Capt. Vercessi, the author of several novels and short stories, developed and co-produced "The Silver Strand," an MGM film aired on Showtime. "We the People" is available through 1stbooks.com, or can be ordered in bookstores via Ingram Book Company.

Still upset

That was Tim Russert waxing eloquently at Vigorelli Restaurant on Connecticut Avenue about his latest project the imminent release of the next Zapruder film that would prove, once and for all, that his beloved Buffalo Bills were wrongly denied a playoff victory over the Tennessee Titans.
The Bills, contends the Buffalo native and Sunday morning host of NBC's "Meet the Press," got a bad call from referees in one of the wildest NFL playoff games in recent memory. Mr. Russert has even had the game's film analyzed by technological experts.
Everyone knows "Buffalo was robbed," agreed Washington lobbyists Thomas J. Bulger and Kevin McCarty, both of whom stopped by to console Mr.

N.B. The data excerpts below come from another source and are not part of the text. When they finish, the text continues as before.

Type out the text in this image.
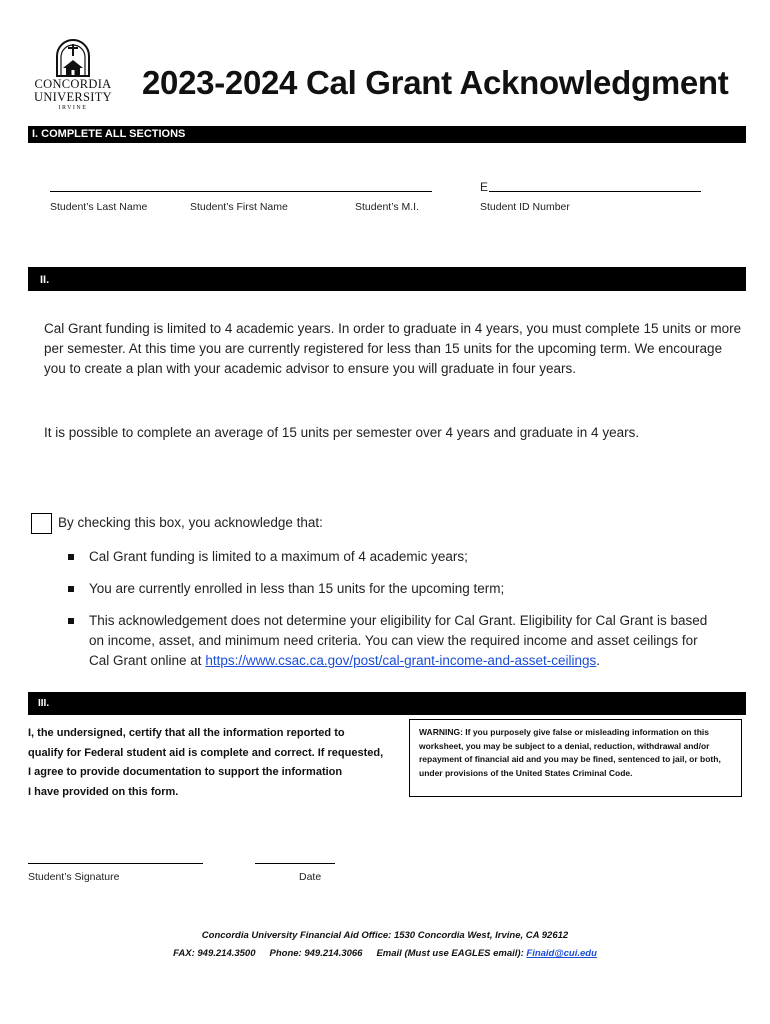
CONCORDIA
UNIVERSITY
IRVINE
2023-2024 Cal Grant Acknowledgment
I. COMPLETE ALL SECTIONS
E
Student’s Last Name	Student’s First Name	Student’s M.I.	Student ID Number
II.
Cal Grant funding is limited to 4 academic years. In order to graduate in 4 years, you must complete 15 units or more per semester. At this time you are currently registered for less than 15 units for the upcoming term. We encourage you to create a plan with your academic advisor to ensure you will graduate in four years.
It is possible to complete an average of 15 units per semester over 4 years and graduate in 4 years.
By checking this box, you acknowledge that:
Cal Grant funding is limited to a maximum of 4 academic years;
You are currently enrolled in less than 15 units for the upcoming term;
This acknowledgement does not determine your eligibility for Cal Grant. Eligibility for Cal Grant is based on income, asset, and minimum need criteria. You can view the required income and asset ceilings for Cal Grant online at https://www.csac.ca.gov/post/cal-grant-income-and-asset-ceilings.
III.
I, the undersigned, certify that all the information reported to
qualify for Federal student aid is complete and correct. If requested,
I agree to provide documentation to support the information
I have provided on this form.
WARNING: If you purposely give false or misleading information on this worksheet, you may be subject to a denial, reduction, withdrawal and/or repayment of financial aid and you may be fined, sentenced to jail, or both, under provisions of the United States Criminal Code.
Student’s Signature	Date
Concordia University Financial Aid Office: 1530 Concordia West, Irvine, CA 92612
FAX: 949.214.3500 Phone: 949.214.3066 Email (Must use EAGLES email): Finaid@cui.edu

Russert and offer to help distribute his film.

Mind the mittens

So much for the Clinton Theory of Global Warming.
First President Clinton says in his recent State of the Union address that mankind is slowly being baked, and now comes a scientific warning that we'd better be stockpiling blankets and potatoes.
Geologists say there is real risk that a "supervolcano" will erupt with such devastating force that it will send temperatures plunging on a hemispheric and even global scale.
On top of all this, BBC News in London is reporting that one such supervolcano "overdue" for an eruption is upwind from Washington, D.C., bubbling up ever so slowly beneath the otherwise tranquil landscape of Yellowstone National Park.
Yellowstone's ground has opened up roughly once every 600,000 years, experts tell us, and its last eruption was 640,000 years ago.
"We're getting ready for another eruption," says professor Bill McGuire of the Benfield Greig Hazard Research Centre at University College in London, pointing out that at Yellowstone "the ground surface deformation and other signs measured by satellite suggest it's still active, and on the move."
Ted Nield of the Geological Society of London describes a "nuclear winter" resulting from such massive eruptions, producing "energy equivalent to an impact with a comet or an asteroid.
"You can try diverting an asteroid. But there is nothing at all you can do about a supervolcano," he tells BBC. "The effects could last four or five years, with crops failing and the whole ecosystem breaking down. And it is going to happen again someday."

God, Gore and Bush

More than three-quarters of voting women in this country say it's important that a political candidate believe in God, and more than two-thirds favor a reintroduction of prayer in public schools, according to a poll conducted by iVillage.com (a leading women's Internet site), "Election 2000 channel" and InterSurvey, a Web polling organization.
In a departure from more traditional demographic surveys, the poll attempts to examine women's own ideologies about issues such as religious conservatism and feminism.
Not surprisingly, religiously conservative women tend to support Republican George W. Bush (63 percent), while feminist women cast their lot with Democrat Al Gore (56 percent).

Honest Newt?

Former House Speaker Newt Gingrich this evening will receive the Abraham Lincoln Award, presented by the Coalition on Urban Renewal & Education at the Washington Court Hotel on Capitol Hill for his efforts in passing the 1996 federal welfare reform bill.